The news comes as analysts also recorded a significant drop in the share price of Chinese firms on Hong Kong’s Hang Seng index and a nosedive in the number of new Mainland mergers and acquisitions.
Bloomberg staff noted that the Hang Seng China Enterprises Index had shrunk by 14% “to rank as the worst performer among major equity benchmarks globally this month,” and that price of Chinese companies were “around the lowest since the global financial crisis . . . now trading at 0.6 times book value, the cheapest ever.”
Analysts chalked the firms’ lackluster performance up to “part of a global rout as central banks around the world step up rate hikes to tame inflation.” But they also said that “Chinese stocks have been hit particularly hard as the Covid-Zero policy took a toll on the nation’s economy and as Sino-American tensions worsened over Taiwan and Russia.”
Reuters staff pointed to similar “macroeconomic headwinds” to explain why new China M&A deals “plunged by 35% year-on-year to $266 billion in the first nine months of the year, to the lowest level since 2013.”
Reuters:
"A major uncertainty affecting the 2023 outlook for China-involved M&A activity is where China's zero-COVID policy is heading, which currently lacks a clear signal," said Jeffrey Wang, partner and co-head of the Shanghai office of investment banking adviser BDA Partners.
Alan Wang, a Shanghai-based partner at law firm Freshfields Bruckhaus Deringer, said the level of market activity in China would likely remain subdued until after the first quarter next year given the uncertain domestic and global economic outlook.
"Right now, people don't know if we hit the bottom yet," he said. "If you were the seller, you probably wouldn't be willing to sell because you think that there should be prospects for an improved valuation in the not-too-distant future."

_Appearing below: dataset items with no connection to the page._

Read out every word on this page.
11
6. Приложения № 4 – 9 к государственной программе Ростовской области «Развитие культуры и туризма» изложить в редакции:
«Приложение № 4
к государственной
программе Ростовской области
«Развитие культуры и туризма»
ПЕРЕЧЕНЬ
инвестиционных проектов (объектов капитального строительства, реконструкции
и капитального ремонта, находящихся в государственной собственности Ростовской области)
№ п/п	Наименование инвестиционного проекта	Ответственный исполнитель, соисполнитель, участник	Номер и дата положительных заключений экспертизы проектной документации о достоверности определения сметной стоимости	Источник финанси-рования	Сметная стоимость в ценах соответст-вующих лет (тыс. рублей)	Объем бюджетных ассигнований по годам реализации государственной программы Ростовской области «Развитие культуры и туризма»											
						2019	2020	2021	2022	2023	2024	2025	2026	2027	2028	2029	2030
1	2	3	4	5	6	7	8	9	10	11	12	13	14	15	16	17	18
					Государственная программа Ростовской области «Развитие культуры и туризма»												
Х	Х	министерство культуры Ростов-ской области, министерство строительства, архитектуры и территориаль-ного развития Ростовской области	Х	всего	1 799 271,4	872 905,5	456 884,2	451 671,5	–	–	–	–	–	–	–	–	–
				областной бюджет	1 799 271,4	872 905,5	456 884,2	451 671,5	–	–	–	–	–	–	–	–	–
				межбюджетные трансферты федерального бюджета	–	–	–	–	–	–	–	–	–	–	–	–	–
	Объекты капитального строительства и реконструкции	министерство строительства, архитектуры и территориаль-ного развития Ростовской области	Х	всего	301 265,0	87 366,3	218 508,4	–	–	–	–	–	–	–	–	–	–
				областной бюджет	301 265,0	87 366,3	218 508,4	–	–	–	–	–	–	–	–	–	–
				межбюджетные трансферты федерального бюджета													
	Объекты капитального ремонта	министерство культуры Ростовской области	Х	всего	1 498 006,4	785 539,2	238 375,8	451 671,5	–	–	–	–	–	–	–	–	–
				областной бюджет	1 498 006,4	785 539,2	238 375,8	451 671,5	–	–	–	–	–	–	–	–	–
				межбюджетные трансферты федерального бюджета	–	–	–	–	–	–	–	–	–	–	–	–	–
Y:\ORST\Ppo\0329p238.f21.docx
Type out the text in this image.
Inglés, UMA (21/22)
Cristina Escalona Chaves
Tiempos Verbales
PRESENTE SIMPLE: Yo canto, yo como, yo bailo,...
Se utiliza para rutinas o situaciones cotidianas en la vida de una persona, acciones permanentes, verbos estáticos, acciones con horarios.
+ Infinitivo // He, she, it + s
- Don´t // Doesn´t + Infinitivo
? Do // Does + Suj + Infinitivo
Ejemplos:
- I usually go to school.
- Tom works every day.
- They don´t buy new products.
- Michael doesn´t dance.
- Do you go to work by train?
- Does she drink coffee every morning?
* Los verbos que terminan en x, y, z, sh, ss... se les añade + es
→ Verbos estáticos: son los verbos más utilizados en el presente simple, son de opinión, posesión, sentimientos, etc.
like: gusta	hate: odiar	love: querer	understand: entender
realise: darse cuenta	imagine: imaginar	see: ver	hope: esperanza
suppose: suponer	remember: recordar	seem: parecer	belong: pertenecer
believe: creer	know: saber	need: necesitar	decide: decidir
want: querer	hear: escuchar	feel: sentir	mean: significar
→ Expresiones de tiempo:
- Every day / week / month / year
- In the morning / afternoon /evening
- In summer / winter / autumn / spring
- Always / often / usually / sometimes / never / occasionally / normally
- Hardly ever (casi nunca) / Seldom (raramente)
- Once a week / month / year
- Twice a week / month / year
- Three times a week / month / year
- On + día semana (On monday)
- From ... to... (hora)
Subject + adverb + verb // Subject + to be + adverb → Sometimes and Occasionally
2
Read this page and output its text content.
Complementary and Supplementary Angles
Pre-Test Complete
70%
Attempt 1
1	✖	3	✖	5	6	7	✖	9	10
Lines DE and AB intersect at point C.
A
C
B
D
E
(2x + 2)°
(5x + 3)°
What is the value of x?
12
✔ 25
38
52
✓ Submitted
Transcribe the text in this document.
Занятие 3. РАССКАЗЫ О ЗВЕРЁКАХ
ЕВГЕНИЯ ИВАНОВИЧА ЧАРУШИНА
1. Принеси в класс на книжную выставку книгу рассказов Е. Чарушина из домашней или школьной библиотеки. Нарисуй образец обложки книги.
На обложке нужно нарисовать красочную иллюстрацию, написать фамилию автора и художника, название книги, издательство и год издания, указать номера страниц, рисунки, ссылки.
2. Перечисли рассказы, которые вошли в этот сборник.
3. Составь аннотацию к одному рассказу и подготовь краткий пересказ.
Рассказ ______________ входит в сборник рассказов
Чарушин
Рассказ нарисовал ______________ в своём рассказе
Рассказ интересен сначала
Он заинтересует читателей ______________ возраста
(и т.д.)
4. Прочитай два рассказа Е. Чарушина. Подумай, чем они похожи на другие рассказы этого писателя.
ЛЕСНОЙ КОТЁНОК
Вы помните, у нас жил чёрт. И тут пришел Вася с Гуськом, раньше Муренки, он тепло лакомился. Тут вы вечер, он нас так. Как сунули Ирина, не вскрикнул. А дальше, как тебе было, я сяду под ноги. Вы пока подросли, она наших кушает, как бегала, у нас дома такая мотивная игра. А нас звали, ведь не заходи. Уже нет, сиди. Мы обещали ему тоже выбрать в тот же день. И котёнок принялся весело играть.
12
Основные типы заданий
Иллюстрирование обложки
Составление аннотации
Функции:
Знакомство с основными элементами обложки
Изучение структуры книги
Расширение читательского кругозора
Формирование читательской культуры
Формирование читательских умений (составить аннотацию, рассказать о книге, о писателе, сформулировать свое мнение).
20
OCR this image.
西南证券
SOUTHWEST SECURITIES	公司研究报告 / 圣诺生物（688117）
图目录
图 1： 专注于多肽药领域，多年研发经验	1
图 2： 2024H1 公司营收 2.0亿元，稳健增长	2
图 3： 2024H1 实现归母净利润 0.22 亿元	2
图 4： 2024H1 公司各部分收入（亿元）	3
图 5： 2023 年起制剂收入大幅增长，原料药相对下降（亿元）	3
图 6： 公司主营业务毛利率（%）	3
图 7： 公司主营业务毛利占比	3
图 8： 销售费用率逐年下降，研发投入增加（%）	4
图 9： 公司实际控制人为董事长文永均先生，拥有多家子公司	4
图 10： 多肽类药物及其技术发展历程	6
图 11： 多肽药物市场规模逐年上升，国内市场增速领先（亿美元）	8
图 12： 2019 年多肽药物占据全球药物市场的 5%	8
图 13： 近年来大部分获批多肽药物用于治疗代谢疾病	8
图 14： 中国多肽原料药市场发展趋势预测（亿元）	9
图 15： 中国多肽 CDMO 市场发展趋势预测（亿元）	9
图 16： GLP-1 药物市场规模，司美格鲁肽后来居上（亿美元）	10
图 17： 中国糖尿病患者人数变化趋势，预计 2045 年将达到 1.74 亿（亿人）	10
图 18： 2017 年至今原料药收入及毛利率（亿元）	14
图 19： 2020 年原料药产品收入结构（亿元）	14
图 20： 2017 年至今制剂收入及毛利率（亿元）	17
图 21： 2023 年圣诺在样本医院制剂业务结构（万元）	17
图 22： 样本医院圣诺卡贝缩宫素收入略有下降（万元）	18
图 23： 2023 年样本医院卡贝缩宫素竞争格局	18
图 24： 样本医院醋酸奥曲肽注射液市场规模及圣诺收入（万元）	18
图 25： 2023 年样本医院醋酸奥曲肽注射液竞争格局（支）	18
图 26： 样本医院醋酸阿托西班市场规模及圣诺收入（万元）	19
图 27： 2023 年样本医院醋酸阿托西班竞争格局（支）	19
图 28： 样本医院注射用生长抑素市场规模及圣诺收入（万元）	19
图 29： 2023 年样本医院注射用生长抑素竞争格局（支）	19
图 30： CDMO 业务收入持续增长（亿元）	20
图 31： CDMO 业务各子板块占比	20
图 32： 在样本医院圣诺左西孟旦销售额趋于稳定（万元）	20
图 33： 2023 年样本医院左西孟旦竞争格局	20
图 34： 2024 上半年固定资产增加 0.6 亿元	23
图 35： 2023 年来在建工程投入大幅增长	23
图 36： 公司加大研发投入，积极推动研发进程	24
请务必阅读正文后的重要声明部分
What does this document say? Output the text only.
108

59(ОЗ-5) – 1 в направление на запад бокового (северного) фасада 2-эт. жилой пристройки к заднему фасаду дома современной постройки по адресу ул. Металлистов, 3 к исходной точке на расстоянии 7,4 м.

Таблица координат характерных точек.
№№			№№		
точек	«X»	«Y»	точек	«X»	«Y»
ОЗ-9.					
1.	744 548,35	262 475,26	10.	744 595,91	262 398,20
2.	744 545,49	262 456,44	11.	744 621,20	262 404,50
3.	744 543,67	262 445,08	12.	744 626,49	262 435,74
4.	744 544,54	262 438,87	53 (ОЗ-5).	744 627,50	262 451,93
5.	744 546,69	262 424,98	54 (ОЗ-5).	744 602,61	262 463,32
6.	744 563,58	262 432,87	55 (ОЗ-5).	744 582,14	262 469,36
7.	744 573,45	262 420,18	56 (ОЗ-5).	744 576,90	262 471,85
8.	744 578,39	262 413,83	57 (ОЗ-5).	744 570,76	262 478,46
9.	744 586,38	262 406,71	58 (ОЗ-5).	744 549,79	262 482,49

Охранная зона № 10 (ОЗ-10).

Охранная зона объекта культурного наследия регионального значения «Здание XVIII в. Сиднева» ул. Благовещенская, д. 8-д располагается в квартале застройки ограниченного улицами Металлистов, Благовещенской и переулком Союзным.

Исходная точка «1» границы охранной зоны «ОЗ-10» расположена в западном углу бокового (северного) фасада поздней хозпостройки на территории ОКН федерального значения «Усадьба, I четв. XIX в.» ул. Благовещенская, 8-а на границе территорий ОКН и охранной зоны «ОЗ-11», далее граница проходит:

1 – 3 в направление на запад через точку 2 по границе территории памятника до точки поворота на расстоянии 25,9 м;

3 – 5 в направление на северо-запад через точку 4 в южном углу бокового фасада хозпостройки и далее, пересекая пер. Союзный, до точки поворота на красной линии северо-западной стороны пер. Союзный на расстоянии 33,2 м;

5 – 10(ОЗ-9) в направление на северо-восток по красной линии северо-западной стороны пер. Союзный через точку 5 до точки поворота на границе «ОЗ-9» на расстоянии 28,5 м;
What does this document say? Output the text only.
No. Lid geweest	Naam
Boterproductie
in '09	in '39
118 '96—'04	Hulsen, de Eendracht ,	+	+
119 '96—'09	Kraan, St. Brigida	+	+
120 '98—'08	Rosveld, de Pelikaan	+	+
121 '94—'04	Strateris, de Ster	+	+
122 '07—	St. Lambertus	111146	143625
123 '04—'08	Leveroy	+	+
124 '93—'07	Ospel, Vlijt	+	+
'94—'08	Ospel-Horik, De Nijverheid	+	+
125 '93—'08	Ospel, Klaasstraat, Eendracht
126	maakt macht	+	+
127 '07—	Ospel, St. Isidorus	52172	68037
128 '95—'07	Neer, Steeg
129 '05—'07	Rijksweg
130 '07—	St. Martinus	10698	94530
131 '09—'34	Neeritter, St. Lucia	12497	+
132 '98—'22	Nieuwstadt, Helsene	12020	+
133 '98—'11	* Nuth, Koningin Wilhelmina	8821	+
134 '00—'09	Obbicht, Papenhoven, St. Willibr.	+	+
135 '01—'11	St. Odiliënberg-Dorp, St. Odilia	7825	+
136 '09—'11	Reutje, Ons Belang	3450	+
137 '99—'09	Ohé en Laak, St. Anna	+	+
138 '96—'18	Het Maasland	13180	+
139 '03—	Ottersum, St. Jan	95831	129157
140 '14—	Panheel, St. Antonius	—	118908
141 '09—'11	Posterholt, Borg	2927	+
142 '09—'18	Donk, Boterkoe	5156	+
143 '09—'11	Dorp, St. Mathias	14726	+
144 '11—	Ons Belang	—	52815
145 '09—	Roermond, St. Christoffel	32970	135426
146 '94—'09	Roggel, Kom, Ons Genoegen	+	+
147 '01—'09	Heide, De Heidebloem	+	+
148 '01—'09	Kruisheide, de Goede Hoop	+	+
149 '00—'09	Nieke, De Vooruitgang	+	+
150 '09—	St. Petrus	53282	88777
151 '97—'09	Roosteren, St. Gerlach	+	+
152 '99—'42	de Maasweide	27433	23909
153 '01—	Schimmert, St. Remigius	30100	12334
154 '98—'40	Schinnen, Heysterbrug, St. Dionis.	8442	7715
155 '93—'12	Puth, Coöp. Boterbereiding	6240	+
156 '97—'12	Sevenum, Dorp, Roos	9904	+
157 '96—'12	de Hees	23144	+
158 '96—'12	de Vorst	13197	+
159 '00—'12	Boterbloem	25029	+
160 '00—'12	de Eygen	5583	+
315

As a result of China’s languishing economy and geopolitical risks, private equity now seems to be looking “beyond China” to India and South East Asian markets, Reuters said in separate report also released last week. “India M&A shot up 55% by end-September to reach $145 billion,” while “Southeast Asian startups are also enjoying a boom in fundraising exercises by venture capital and buyout funds that are chasing bigger returns outside China,” Reuters’ staff said.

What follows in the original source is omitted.